Monday, March 20, 2006
So: Leaving the American Dream, Part I By Jocy L. So Unraveling
LAST year, 981,337 contracts for OFWs were processed by the Philippine Overseas Employment Administration, a jump of nearly 40,000 contracts compared to 2004.
As a new crop of graduates looks into their future, undoubtedly there are many who are setting their sights on the greener pastures of the US, Canada, Japan, Australia, Europe, and the Middle East.
Nurses, doctors turned nurses, teachers, caregivers, seafarers, engineers, IT specialists, almost all college courses today are focused on supplying Filipino workers to the world.
But what about the Philippines?
In 2001, a few months before 9/11, I came home to the Philippines after five years in the US. Even after 9/11 crippled the US economy, many people here still questioned why I came back to the Philippines. What possessed me to give up a life in the land of plenty, the Land of Milk and Honey and Hershey Chocolates bars? When the American Dream that many Filipinos chase after was within my grasp, why did I come home to the Land of Broken Promises, Potbellied Policemen and Crooked Politicians? Why return to a nation of soured milk, soured people, soured dreams? Why come back home when so many Filipinos are trying to get out?
Why, why, why? Why indeed? Am I a fool? Am I a relatively intelligent individual who made a stupid mistake? Or, gosh, did an American man break my heart? Is THAT why I came back?
No. It's not that I had a bad experience in the US. I studied at Wesleyan University, a dynamic, intellectually stimulating, and open learning environment where I fell in love with history, writing essays, and (gasp!) library research.
Yes, slightly nerdy tendencies were cool in our school. Studying there challenged me and unearthed in me the desire to explore and learn NOT because I needed to but because I wanted to.
While in school, I worked and realized that even by just photocopying and answering calls 3 hours a week paid enough for me to be able to visit friends in France. In my years in college, I met a wonderful Canadian professor who nurtured and guided my academic and spiritual life. I found a group of Christians I could call my family. I hung out with Filipinos who congregated frequently over adobo, steamed rice, and turon and sang -- "Pasko na Sinta Ko" -- during the holidays. Life at Wesleyan taught me how to sled down a snowy hill on plastic cafeteria trays and plastic bags, cook pasta and stir-fry vegetables, and correctly pronounce refrigerator, comforter, Robitussin, and Nivea.

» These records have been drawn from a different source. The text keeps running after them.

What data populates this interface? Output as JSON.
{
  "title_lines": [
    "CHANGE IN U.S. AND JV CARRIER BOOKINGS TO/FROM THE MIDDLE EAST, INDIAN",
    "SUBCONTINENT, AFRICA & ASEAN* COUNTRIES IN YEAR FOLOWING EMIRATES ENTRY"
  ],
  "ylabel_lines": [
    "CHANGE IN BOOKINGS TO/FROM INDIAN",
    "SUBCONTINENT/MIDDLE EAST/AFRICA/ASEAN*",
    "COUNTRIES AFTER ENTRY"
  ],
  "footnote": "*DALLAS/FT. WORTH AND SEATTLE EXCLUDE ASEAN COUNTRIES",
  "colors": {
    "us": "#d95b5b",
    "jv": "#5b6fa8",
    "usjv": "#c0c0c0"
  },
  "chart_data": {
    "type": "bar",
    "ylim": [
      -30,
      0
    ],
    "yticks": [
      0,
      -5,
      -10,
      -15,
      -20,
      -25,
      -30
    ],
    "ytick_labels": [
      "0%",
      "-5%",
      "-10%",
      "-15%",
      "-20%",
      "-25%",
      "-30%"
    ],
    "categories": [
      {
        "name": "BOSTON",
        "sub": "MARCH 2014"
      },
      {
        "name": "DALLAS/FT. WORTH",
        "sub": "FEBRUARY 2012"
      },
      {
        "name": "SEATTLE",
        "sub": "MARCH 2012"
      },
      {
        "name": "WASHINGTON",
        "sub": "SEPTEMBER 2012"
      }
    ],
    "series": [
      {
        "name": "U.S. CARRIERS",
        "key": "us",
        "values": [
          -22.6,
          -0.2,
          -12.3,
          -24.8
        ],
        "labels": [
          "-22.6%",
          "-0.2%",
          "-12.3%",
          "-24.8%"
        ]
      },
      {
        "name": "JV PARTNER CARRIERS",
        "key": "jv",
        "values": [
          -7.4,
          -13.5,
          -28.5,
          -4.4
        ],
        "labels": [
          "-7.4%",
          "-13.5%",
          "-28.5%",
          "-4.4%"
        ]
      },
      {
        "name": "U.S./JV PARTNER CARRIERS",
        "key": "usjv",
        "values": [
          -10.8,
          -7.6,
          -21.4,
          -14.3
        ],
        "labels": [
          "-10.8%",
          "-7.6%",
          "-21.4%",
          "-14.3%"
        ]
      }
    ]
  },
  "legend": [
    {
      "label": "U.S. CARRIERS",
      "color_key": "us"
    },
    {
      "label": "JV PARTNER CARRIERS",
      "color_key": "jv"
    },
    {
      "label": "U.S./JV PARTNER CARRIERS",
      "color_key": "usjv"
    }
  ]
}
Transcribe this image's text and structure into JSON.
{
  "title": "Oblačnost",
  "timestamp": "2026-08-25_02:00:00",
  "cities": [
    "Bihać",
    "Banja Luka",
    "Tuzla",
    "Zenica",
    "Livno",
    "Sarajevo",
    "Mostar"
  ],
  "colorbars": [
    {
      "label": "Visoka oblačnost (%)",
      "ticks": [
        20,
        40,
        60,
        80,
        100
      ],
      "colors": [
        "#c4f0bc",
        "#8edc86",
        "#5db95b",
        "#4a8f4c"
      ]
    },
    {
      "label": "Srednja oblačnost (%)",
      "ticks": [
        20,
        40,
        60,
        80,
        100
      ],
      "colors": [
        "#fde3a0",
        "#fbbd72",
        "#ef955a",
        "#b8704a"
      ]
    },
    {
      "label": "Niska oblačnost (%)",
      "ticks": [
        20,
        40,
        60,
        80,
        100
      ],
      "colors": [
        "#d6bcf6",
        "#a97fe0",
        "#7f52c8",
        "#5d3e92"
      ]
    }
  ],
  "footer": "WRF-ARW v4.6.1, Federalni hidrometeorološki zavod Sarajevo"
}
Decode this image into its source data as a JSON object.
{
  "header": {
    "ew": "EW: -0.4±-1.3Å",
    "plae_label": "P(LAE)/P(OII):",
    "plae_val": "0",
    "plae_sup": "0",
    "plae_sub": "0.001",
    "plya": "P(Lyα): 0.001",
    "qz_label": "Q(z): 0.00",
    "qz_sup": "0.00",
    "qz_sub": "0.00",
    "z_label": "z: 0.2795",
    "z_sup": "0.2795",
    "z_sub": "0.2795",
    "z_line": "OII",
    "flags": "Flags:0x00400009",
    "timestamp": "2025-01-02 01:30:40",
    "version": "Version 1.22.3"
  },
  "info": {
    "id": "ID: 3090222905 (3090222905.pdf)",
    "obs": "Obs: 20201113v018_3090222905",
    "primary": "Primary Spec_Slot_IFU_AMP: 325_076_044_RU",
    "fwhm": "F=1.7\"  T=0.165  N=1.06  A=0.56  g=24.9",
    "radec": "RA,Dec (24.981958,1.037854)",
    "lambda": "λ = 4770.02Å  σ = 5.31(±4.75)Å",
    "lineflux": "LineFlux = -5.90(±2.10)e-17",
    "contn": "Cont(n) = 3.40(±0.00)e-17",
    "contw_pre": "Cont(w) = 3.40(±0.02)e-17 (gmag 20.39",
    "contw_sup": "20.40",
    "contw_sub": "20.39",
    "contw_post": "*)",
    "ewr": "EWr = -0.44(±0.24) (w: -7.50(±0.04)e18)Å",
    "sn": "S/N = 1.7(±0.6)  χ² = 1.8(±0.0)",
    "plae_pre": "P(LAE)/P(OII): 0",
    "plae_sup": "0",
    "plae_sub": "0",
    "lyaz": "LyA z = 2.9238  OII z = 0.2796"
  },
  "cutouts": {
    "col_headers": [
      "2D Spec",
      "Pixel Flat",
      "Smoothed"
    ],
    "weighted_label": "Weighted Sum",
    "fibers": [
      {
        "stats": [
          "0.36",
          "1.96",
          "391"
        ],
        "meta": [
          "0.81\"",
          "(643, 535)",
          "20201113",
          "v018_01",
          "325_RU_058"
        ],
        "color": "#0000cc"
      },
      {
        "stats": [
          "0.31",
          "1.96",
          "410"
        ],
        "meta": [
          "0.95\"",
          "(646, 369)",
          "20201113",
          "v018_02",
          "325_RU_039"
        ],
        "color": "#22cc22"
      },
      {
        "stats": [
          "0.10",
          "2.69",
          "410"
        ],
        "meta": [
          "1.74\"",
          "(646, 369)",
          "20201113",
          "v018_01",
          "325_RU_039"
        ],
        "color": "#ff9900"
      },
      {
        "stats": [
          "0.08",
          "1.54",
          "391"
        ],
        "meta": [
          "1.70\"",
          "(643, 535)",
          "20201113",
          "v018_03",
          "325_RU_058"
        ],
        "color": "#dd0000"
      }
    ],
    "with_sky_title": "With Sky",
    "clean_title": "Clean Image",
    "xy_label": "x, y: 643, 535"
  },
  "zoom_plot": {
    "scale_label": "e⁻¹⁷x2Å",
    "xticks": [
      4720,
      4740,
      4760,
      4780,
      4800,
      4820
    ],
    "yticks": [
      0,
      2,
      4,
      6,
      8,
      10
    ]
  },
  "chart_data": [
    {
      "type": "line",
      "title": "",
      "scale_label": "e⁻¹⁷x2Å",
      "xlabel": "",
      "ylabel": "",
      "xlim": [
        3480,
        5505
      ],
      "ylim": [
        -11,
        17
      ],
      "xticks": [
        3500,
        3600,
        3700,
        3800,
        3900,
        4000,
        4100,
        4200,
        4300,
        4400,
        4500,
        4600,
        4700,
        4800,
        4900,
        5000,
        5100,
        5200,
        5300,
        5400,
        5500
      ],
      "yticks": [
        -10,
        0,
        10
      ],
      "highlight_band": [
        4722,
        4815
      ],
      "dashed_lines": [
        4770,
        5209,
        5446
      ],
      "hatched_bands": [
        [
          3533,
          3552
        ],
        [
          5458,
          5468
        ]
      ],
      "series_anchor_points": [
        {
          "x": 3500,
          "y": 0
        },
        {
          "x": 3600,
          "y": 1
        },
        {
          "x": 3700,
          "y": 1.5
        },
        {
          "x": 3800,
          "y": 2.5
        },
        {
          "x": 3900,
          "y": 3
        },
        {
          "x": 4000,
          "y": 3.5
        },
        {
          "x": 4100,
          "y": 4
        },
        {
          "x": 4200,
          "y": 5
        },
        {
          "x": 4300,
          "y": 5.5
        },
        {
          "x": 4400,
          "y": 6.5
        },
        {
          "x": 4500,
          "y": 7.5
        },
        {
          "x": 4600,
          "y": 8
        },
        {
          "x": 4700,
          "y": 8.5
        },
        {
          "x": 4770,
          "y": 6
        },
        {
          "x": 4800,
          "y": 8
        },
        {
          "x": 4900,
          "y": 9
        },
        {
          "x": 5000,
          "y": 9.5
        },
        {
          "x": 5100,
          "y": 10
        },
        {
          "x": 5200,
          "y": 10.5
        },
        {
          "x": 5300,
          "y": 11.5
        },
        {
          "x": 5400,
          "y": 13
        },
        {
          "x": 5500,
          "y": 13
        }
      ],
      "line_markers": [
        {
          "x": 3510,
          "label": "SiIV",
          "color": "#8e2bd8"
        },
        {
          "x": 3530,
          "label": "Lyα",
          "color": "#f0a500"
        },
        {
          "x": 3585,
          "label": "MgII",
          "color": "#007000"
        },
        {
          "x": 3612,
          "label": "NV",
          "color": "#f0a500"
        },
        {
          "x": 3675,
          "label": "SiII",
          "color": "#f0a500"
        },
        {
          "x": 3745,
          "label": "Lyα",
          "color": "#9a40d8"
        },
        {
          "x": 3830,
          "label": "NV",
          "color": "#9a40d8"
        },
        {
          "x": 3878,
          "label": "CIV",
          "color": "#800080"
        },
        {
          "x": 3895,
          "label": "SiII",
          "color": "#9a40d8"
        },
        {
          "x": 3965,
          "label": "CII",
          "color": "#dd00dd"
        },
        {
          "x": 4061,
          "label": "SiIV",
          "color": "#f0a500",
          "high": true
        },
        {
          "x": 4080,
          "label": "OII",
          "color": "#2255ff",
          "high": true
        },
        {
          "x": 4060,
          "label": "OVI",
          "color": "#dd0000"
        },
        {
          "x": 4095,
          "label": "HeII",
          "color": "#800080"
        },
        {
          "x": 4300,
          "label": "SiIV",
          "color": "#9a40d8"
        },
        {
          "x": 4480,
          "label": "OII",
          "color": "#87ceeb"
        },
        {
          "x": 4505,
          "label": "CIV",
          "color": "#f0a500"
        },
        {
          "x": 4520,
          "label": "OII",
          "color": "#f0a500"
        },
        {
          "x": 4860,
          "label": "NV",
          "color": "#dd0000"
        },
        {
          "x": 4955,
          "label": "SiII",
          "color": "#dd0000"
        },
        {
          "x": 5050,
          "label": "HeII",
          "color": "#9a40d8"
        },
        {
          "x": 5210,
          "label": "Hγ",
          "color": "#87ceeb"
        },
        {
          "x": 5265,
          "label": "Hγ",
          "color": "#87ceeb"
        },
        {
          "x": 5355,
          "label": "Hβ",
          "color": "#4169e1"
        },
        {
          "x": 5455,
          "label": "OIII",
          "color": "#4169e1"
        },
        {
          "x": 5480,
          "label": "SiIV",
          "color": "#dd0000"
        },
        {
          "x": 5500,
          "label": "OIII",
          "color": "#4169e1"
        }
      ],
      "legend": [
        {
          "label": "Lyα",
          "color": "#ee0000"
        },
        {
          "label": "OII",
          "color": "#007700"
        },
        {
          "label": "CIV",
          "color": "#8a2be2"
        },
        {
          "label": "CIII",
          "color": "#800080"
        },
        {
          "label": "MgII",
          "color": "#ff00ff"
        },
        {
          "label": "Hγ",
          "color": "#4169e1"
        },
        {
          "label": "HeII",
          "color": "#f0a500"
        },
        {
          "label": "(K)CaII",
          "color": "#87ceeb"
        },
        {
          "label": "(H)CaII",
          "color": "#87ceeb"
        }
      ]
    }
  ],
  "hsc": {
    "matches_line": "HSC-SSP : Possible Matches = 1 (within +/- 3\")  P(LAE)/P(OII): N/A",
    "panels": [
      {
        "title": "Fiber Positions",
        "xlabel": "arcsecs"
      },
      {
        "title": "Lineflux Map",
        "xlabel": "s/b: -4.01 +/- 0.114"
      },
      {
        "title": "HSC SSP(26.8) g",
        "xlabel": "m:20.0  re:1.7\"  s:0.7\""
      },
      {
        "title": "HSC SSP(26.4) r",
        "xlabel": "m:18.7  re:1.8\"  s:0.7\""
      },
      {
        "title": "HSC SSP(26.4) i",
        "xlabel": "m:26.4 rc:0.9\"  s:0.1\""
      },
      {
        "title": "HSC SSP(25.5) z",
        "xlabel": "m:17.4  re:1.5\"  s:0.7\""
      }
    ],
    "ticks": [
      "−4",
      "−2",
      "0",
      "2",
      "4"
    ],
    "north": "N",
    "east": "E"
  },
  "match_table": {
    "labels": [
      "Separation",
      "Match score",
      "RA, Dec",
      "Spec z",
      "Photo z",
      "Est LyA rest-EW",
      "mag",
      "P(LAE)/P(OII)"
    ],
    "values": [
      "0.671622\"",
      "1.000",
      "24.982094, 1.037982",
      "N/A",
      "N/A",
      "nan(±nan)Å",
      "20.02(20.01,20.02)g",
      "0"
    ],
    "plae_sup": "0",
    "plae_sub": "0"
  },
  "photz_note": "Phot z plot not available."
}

After school I moved to bum-freezing Ohio where I worked for nearly a year under generous bosses and caring co-workers. I had 3 jobs. One was for an art consultant, another for an afterschool program, and the third for a local bookstore where I got to be surrounded by my absolute favorite things. In Ohio, I found new friends, lived in a spacious apartment, and earned enough money to indulge in artsy movies, GAP clothes, fusion food, orchestra performances, and travel.
In the US, I met people from other nations. Confronted with racial tensions and issues, almost every American has to grapple with I became more sensitive about the diversity amongst people and the absolute need to accept and respect each other. Regardless of how different, strange, or annoying. I learned to be independent in US, to do my own laundry, to shop, pay my bills, meet people, get around without a car.
And yet I still came home.
Between 1981 to 2004, 912,324 Filipinos migrated to the United States. 912, 324. There are also around 2.5 million Filipino workers (both legal and not) working in the US today. Everyday, without fail, the US Embassy along Roxas Boulevard in Manila is crowded with folder-wielding Pinoys. Why are they in the Embassy? They're all trying to find some way, any way to get into the US.
No wonder. No wonder many people can't believe their ears when I tell them I came back to the Philippines to work as a teacher, A TEACHER, in Davao City, Philippines. By choice. They don't say it, but I can read it in their eyes, "naunsa man ni si Jocy?! Gaga. Tanga. Sayang. Nandun ka na, bumalik ka pa." Sayang. Sayang.
After four and a half years of being home, there have been times when I also wondered. Where those people right? Did I truly carelessly, selfishly throw away the golden opportunity to live in the states, to live the life many dream of? Or did I make the right choice to come home?
(Jocy L. So has been teaching at Davao Christian High School -- the best school in Region XI -- since she came home from the US.)